Uma primeira versão do outro manifesto, “Samba de uma nota só”, reduziu o aspecto metamusical semelhante a algo totalmente dentro de paradigmas românticos insossos. No Carnegie Hall, Jobim cantou tanto em português quanto seu próprio texto em inglês, “protestando contra a versão já publicada”, segundo Lees (1963, p.23). Reza a lenda que Jobim andava por Manhattan com rascunhos da letra no bolso e aproveitava qualquer oportunidade para indagar nativos bem informados sobre a eficácia da linguagem. Jobim persistiu e, no fim das contas, conseguiu que aceitassem sua excelente versão. Ainda há as acadêmicas: a minha e a de Treece. As gravações de “One Note Samba” e “Desafinado” podem ser ouvidas como sensações excepcionais no contexto de uma moda cheia de falácias. Uns 2 anos após a explosão da Bossa nos Estados Unidos, o crítico Robert Farris Thompson se queixou de “uma das piores pestes de comercialismo jamais infligidas numa arte popular” (Thompson, 1964, p.43). Além da invenção de uma dança, roupas temáticas, campanhas de publicidade e outras aberrações, houve muitas gravações de gosto bem questionável.
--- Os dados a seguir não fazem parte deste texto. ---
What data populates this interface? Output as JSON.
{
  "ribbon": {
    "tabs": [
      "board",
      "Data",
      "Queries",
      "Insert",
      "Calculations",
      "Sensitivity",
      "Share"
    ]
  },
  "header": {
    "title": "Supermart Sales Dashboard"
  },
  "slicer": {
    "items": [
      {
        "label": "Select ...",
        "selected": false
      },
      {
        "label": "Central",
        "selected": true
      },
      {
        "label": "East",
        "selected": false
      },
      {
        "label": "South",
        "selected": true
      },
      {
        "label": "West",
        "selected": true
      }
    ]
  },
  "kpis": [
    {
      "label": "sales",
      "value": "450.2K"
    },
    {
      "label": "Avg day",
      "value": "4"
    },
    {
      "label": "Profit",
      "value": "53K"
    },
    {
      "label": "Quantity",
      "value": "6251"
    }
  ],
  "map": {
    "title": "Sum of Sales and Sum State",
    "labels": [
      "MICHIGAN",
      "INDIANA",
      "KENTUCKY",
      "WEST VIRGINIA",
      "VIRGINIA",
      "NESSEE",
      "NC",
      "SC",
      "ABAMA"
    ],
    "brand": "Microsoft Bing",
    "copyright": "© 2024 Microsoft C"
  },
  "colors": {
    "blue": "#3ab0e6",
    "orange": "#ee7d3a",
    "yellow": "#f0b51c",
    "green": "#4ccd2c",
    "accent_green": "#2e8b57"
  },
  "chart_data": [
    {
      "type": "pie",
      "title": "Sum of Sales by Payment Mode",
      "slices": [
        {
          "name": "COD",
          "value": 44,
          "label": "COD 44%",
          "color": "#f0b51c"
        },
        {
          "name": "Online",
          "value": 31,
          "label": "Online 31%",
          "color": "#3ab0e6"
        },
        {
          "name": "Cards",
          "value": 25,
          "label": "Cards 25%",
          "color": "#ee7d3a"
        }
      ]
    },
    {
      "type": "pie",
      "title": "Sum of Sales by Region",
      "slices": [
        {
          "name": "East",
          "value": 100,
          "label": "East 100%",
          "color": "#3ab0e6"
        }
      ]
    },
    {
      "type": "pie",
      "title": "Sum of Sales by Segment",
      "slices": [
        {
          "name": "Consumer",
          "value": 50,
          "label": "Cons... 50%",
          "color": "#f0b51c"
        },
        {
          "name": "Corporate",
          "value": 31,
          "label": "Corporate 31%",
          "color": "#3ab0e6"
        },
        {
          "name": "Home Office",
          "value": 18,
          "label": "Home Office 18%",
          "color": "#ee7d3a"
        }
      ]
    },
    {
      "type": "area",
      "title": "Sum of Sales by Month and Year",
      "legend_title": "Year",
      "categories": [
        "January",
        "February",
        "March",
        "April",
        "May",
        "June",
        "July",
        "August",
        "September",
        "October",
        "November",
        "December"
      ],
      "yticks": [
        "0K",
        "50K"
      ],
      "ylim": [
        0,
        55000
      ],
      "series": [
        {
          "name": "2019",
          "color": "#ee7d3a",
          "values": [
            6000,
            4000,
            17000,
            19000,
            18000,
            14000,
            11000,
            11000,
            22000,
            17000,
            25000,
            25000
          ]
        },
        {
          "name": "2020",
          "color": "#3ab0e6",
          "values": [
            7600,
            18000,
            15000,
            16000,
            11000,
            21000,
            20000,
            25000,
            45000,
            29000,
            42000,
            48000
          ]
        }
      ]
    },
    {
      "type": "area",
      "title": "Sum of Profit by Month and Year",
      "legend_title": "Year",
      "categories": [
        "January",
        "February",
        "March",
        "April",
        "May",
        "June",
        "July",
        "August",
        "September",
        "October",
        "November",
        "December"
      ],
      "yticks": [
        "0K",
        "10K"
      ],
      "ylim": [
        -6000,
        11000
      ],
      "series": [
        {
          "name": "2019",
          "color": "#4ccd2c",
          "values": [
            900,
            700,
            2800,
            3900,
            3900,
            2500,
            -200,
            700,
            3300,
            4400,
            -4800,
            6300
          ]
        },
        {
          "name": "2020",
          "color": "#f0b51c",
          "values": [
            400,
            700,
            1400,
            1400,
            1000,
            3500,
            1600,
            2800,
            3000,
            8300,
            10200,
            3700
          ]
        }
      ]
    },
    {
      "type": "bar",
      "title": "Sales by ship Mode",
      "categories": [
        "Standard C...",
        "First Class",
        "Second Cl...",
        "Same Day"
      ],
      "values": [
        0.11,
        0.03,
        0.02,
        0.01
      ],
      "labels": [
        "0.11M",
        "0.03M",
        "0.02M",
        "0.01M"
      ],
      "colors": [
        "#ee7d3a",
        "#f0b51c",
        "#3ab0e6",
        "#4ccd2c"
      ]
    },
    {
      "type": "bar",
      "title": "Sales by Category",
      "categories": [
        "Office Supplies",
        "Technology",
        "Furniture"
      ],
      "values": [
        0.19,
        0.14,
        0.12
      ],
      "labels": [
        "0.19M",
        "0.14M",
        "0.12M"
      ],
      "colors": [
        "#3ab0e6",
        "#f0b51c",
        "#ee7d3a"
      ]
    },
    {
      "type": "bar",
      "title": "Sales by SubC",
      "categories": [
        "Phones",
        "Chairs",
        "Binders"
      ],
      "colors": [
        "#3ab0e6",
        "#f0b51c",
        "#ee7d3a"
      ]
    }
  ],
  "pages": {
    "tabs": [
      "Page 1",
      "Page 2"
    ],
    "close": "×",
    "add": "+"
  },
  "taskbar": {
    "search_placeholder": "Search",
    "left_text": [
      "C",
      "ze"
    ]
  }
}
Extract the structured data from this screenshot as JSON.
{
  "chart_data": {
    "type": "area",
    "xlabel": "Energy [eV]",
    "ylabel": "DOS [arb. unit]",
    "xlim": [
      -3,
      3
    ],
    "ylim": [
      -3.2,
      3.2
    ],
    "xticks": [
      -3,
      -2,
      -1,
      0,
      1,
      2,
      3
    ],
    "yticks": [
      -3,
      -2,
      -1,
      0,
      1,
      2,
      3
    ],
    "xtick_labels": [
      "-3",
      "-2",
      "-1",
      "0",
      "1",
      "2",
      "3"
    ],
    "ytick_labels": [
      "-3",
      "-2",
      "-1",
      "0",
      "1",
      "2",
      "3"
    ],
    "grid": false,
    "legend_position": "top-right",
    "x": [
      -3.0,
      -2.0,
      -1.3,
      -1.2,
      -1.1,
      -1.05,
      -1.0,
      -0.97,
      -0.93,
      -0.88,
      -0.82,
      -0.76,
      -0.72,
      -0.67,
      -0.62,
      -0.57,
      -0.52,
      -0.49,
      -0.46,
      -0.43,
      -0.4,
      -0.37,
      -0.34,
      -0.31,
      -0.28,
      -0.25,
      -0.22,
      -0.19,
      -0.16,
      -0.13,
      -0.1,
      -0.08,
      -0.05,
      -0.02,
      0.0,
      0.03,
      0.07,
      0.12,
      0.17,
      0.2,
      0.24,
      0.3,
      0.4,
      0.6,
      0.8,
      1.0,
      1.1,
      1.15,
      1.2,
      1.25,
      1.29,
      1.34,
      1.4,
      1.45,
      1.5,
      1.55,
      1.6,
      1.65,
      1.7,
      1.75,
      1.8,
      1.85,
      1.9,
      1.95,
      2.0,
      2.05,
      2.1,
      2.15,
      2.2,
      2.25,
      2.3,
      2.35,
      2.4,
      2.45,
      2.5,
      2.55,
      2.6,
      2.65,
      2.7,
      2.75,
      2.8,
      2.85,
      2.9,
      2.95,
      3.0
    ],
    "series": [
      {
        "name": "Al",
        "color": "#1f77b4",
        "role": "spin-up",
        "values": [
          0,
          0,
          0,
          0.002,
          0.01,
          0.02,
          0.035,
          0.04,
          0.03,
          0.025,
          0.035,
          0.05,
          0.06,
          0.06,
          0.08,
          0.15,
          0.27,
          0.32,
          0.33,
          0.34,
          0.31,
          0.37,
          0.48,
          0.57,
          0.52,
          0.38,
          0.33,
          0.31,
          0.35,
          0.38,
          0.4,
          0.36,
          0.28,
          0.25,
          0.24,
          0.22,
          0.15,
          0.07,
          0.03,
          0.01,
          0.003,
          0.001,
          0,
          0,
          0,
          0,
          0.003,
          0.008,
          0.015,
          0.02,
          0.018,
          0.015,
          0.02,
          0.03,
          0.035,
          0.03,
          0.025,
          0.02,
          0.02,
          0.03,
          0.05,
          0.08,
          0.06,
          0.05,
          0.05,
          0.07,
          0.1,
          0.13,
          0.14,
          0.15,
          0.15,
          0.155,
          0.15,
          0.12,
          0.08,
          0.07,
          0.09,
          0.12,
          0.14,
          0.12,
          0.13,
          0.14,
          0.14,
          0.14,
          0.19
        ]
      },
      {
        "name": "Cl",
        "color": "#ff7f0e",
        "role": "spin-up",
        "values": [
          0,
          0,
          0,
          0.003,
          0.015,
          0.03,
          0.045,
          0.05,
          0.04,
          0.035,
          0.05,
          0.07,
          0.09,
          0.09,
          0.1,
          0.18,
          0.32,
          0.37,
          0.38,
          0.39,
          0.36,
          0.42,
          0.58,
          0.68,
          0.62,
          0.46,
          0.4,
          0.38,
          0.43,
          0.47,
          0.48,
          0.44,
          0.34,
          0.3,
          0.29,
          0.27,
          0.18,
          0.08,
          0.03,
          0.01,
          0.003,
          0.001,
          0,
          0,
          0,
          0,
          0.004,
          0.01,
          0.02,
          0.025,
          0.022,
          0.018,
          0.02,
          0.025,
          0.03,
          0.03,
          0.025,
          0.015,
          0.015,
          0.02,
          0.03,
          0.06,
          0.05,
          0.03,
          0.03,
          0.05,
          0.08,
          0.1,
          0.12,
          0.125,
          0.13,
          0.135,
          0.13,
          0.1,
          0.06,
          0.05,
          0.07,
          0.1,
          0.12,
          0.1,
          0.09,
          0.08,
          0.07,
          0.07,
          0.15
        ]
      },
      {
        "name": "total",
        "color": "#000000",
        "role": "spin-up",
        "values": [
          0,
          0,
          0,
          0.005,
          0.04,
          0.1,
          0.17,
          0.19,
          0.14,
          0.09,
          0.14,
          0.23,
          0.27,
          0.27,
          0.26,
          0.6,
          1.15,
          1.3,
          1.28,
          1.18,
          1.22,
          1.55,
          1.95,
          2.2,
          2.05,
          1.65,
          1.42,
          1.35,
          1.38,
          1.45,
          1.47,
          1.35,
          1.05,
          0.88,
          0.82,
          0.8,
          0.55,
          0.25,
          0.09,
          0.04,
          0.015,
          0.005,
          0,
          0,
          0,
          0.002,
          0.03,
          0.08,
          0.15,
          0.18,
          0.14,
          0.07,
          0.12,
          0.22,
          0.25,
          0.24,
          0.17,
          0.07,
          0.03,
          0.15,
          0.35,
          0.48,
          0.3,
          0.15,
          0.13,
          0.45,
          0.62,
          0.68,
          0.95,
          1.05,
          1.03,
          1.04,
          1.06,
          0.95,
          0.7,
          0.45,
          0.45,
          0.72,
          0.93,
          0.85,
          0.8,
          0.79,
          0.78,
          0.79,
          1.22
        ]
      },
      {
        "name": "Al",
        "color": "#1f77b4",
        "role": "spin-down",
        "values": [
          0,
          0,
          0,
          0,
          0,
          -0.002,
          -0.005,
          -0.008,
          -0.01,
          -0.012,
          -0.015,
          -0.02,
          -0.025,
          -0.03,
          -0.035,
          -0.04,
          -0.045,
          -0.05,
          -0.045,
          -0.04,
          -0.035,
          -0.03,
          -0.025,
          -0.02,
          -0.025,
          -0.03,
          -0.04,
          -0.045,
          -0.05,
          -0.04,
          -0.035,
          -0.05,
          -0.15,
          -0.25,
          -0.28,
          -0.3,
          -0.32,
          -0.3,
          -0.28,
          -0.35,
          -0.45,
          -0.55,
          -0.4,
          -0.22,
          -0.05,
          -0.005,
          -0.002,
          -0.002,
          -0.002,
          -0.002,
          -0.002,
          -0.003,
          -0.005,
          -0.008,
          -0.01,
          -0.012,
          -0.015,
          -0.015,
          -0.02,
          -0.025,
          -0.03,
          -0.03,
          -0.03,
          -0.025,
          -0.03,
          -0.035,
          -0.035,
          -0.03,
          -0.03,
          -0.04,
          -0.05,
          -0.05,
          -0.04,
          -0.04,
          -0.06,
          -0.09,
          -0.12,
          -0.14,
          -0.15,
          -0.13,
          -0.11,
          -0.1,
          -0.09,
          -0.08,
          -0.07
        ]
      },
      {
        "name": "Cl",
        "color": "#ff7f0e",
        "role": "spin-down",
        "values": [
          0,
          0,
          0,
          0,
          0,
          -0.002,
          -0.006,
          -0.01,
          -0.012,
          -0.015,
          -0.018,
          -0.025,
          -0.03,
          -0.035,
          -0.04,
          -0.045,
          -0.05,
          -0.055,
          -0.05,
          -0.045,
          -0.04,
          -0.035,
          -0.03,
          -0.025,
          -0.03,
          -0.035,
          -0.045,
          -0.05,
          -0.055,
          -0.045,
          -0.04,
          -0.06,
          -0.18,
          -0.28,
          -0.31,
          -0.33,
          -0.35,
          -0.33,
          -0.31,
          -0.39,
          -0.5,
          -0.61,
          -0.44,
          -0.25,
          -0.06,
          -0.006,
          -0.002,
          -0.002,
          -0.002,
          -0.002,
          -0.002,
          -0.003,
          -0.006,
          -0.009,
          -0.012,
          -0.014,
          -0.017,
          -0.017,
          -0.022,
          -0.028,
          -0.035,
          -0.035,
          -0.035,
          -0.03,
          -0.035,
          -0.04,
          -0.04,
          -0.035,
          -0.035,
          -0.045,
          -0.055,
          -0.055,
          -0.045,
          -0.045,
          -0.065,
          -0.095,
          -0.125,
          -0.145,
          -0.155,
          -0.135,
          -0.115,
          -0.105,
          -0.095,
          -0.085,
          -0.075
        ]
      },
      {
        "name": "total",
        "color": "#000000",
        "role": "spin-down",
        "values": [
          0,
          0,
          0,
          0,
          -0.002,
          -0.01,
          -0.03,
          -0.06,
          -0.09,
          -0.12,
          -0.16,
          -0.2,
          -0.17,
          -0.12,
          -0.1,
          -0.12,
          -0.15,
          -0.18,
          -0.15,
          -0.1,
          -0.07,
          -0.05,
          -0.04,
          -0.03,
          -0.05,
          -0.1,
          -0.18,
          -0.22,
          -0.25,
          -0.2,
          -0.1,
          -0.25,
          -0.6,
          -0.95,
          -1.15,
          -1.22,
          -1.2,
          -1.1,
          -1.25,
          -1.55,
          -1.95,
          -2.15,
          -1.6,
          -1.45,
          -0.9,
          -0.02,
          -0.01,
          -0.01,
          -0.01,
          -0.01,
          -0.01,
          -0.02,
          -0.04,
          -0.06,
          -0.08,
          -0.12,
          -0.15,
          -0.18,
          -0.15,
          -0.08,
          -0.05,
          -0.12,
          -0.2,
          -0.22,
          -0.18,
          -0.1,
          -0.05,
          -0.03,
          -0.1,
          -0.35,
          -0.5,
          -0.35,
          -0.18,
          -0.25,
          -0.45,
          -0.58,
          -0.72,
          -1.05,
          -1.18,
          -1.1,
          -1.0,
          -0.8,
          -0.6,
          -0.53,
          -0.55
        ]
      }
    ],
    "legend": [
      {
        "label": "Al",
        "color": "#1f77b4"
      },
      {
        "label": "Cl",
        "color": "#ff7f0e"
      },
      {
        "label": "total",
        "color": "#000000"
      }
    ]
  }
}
“Desafinado” e “One Note Samba” integraram um LP muitas vezes considerado o ápice da música mal dirigida: Eydie Gormé, Blame it on the Bossa Nova.
Capa do LP Blame it on the Bossa Nova, de Eydie Gormé, Columbia, 1963.
A canção “culpa” a Bossa Nova, que uma menina dançava tão bem que distraiu o namorado da cantora lírica. Essa faixa-título teve muito sucesso em disco de 45 rotações. Como produto pop foi bem produzido, e nem tinha intenção de ser Bossa Nova verdadeira, mas acabou contribuindo com força para a circulação de conceitos errados que o público tinha sobre o estilo. Como em todas as faixas do disco do que chamaram “exciting new jazz-samba rhythm from Brazil” [emocionante novo ritmo jazz-samba do Brasil], a bateria da primeira faixa, “One Note Samba”, é algo evidentemente diferente da Bossa; é outra coisa. A vocalista, por sua vez, canta a peça exuberantemente, como uma novidade meio circense, brincando com as palavras de Jobim numa coda, de tal forma que elas perdem parte de sua mensagem musical. De modo similar, o arranjo e a execução de “Desafinado” favorecem o lado de entretenimento de acordo com a fraca versão de Hendricks, e não a dinâmica calma, sem alarde, característica da Bossa Nova Brasil. Considerando-se o título desse álbum, Blame it on the Bossa Nova, e possíveis repercussões das interpretações vocais, cabe citar uma avaliação de Robert Farris Thompson com alvo mais amplo: “os cantores e as cantoras da Bossa Nova, em sua maioria, não comunicaram ao público ianque o significado original brasileiro da frase que nomeia sua música especial e as nuanças da frase que formam, por seu turno, sua estética” (Thompson, 1965, p.81).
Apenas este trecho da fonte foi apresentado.